Com isso, os limites concretos que contrariam o exercício de nossos direitos tornam-se insuportáveis e irrelevantes. Pouco importa que o sujeito ganhe R$ 12, R$ 30, R$ 50 ou R$ 200 por dia. Trabalha muito e, portanto, merece uma televisão de 36 polegadas e alta definição. Ele tem direito (subjetivo) -seja qual for sua mesada (desprezível consideração objetiva).
Ouço sujeitos com dificuldades financeiras: "Se não tenho direito a comer num bom restaurante depois de um dia de trabalho, para que trabalhar?". "Mereço umas férias, afinal, tenho direito de ter uma vida." E o senhor Cartão é o único que compreende nosso problema.
Essas considerações seriam apenas divertidas, se não fosse por um detalhe: no meio da afirmação (um pouco maníaca) de seus direitos, o sujeito moderno é triste.

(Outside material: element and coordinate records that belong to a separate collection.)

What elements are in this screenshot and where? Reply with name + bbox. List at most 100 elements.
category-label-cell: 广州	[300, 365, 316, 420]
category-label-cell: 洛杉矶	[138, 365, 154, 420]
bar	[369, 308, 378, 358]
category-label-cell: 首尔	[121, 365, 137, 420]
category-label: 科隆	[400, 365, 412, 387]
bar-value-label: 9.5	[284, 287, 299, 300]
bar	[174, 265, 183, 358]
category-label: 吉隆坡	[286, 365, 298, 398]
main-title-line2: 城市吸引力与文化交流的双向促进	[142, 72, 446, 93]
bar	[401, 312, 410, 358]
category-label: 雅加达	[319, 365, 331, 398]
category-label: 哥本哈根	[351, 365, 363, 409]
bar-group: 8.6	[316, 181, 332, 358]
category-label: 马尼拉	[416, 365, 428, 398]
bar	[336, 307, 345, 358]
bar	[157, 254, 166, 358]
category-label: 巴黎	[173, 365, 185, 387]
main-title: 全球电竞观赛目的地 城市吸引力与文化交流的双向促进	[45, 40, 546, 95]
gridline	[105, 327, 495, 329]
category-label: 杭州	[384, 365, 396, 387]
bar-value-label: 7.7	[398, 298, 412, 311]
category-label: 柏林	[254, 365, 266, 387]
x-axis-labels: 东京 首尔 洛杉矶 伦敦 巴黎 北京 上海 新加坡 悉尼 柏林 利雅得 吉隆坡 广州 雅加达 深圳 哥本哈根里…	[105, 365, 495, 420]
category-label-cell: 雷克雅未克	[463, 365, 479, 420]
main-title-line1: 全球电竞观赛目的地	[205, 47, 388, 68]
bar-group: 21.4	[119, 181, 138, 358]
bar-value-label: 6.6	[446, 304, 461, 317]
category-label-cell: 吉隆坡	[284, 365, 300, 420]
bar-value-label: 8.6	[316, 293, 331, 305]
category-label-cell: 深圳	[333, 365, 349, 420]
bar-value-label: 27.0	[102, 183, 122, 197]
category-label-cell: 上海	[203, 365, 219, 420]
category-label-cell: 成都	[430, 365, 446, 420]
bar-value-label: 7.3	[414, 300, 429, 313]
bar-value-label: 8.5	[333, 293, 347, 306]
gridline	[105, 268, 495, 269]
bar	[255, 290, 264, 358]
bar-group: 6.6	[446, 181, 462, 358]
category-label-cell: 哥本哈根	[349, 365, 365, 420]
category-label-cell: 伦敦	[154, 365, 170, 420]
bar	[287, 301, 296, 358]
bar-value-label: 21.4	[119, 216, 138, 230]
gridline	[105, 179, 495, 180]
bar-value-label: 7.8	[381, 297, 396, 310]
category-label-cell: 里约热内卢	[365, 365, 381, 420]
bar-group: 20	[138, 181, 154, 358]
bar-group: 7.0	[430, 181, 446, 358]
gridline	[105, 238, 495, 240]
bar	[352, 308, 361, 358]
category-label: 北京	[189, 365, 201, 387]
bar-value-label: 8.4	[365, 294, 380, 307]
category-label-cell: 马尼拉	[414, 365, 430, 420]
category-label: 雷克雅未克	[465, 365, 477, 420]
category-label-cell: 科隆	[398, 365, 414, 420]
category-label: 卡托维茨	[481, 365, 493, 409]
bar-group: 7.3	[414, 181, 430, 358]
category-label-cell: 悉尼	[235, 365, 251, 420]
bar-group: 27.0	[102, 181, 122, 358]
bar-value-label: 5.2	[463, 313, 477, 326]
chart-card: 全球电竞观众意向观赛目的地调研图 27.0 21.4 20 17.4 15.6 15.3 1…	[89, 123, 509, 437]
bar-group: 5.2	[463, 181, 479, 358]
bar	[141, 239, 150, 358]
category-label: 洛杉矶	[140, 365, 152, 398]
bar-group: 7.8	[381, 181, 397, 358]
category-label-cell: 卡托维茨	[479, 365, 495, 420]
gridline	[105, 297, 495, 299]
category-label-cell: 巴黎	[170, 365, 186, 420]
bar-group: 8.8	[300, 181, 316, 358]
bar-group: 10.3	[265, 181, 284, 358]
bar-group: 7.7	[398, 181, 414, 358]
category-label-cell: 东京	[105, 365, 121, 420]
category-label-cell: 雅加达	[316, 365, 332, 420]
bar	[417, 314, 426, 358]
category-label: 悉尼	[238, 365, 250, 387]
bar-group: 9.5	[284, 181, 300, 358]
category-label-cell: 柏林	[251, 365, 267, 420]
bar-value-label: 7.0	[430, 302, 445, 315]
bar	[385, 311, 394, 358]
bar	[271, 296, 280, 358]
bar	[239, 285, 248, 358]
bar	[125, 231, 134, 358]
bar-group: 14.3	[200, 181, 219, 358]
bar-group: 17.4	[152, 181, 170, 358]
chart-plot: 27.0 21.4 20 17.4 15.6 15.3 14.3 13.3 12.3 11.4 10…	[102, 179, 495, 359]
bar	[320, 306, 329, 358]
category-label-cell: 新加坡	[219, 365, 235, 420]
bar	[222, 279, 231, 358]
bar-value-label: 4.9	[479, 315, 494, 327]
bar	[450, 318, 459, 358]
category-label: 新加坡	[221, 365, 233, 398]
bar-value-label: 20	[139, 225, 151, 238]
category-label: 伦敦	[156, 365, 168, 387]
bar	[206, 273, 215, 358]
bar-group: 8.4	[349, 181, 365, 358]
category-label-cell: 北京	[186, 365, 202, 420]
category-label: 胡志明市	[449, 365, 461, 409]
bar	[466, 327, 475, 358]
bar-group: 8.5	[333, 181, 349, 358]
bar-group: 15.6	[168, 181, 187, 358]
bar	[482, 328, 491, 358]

É uma constatação clínica: a depressão acompanha a caravana aparentemente alegre de nossos direitos e reivindicações. Por quê?

Ultimamente, coube-me ajudar um homem arrasado por uma depressão grave, desde que lhe fora recusado o cartão de crédito em uma loja de departamentos. Havia uma clara desproporção entre esse incidente menor, sem consequências concretas, e a prostração do sujeito. Descobriu-se que a recusa inesperada da loja trazia a lembrança de que sempre resta uma obrigação fundamental, uma dívida que pesa. Ou seja, nosso "direito de ter uma vida" (merecida) não consegue abolir nosso dever de morrer um dia.

Morrer deve ser mais simples, sem dúvida, para quem nasce e vive como um devedor. No momento final, devolve um par de botas que sempre considerou emprestadas. Quem se define pelos direitos, e não pelos deveres, vive uma vida mais engraçada, mais aventurosa e, provavelmente, mais justa. Mas desaprende a morrer. Não lida bem com o fato de que um dia nosso crédito acaba.


É verdade que as companhias de cartões de crédito não nos prepararam bem para essa eventualidade.